Dirigent Barenboim lobt die Akustik der neuen Staatsoper

Freut sich auf
die Rückkehr: Daniel Barenboim.
Freut sich auf die Rückkehr: Daniel Barenboim. © Foto: dpa
Berlin / dpa 30.09.2017

Seit mehr als einem Vierteljahrhundert steht Daniel Barenboim an der Spitze der Berliner Staatsoper. Endlich kehrt das Ensemble wieder in sein Haus zurück – sehr zur Freude des 74-jährigen Dirigenten.

Sieben Jahre Bauzeit, Millionen Mehrkosten – hat sich der Aufwand gelohnt?

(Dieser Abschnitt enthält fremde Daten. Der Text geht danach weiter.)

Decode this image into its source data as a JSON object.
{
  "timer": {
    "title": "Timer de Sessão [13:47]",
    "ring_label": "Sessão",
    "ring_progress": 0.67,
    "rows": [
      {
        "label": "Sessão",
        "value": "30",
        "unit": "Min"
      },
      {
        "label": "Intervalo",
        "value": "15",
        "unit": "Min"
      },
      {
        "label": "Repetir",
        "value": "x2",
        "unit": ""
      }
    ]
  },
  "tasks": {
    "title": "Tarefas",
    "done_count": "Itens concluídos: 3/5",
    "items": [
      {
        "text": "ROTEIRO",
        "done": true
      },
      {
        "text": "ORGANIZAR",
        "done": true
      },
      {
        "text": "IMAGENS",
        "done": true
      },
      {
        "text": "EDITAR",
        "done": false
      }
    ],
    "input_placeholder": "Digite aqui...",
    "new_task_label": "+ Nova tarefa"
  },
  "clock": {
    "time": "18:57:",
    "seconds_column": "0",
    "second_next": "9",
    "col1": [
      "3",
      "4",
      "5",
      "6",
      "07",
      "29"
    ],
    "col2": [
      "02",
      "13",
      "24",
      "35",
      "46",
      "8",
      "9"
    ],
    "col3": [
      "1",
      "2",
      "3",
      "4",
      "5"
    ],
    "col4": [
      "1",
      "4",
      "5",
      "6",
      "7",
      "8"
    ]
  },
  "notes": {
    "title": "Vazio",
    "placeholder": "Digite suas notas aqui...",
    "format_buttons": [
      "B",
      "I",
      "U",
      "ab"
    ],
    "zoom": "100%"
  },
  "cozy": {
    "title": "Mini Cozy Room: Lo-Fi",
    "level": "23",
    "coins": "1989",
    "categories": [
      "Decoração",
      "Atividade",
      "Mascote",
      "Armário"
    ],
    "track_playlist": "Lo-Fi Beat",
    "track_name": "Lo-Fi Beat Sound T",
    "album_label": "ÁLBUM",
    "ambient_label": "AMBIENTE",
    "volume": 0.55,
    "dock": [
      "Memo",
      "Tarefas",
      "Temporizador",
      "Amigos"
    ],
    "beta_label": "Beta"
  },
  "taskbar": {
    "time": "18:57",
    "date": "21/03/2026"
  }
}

Daniel Barenboim: Ich bin sehr zufrieden, die Akustik ist außerordentlich gut geworden – für die Konzerte auf der Bühne, aber auch im Graben für die Oper. Ich habe das Haus zwar noch nicht mit Publikum erlebt, aber das wird sicher nicht anders sein. Mit der Nachhallgalerie verlängert sich der Klang im Raum von bisher 0,9 auf 1,6 Sekunden. Wir haben die richtige Balance hinbekommen zwischen einem über­akustischen Saal, wie er zum Beispiel in einer Kathedrale ist, und einem stumpfen Raum, der den Klang schluckt. In der Staatsoper wird die Musik außerordentlich durchsichtig sein.

Das alles mit knapp einer halben Sekunde mehr Nachhall?

Man spricht ja immer über den Klang als Farbe. Das ist aber subjektiv. Was für mich hell ist, kann für jemand anderen dunkel sein. Das Objektive in der Musik ist die Ausdauer des Klangs, sein Gewicht. Klang wird durch Energie erzeugt – bei jedem Instrument anders. Und den Klang muss man halten, sonst stirbt er. Somit steht der Klang immer in Beziehung zur Stille. Wenn ich den Ton nicht halte, erlischt er. Diese Frage von Leben und Tod des Klangs ist eine zentrale Dimension der Musik. Der Nachhall ist die Chance, dass Musik länger leben kann.

Wie sehen Sie Ihre Zukunft an der Staatsoper?

Das Orchester hat mich auf Lebenszeit ernannt. Vermutlich wusste es nicht, dass es so lange dauern würde. Aber im Ernst: So lange ich fit bin und das Orchester neugierig auf mich, werde ich bleiben. Es ist ja nicht selbstverständlich, dass ein Orchester so lange mit einem Dirigenten zusammenarbeitet, schon 26 Jahre in unserem Fall. Es gibt vielleicht den einen oder anderen, der mich nicht mag. Aber in der Musik sind wir alle gemeinsam auf der Suche nach dem Gleichklang. Als wäre das Orchester eine kollektive Lunge.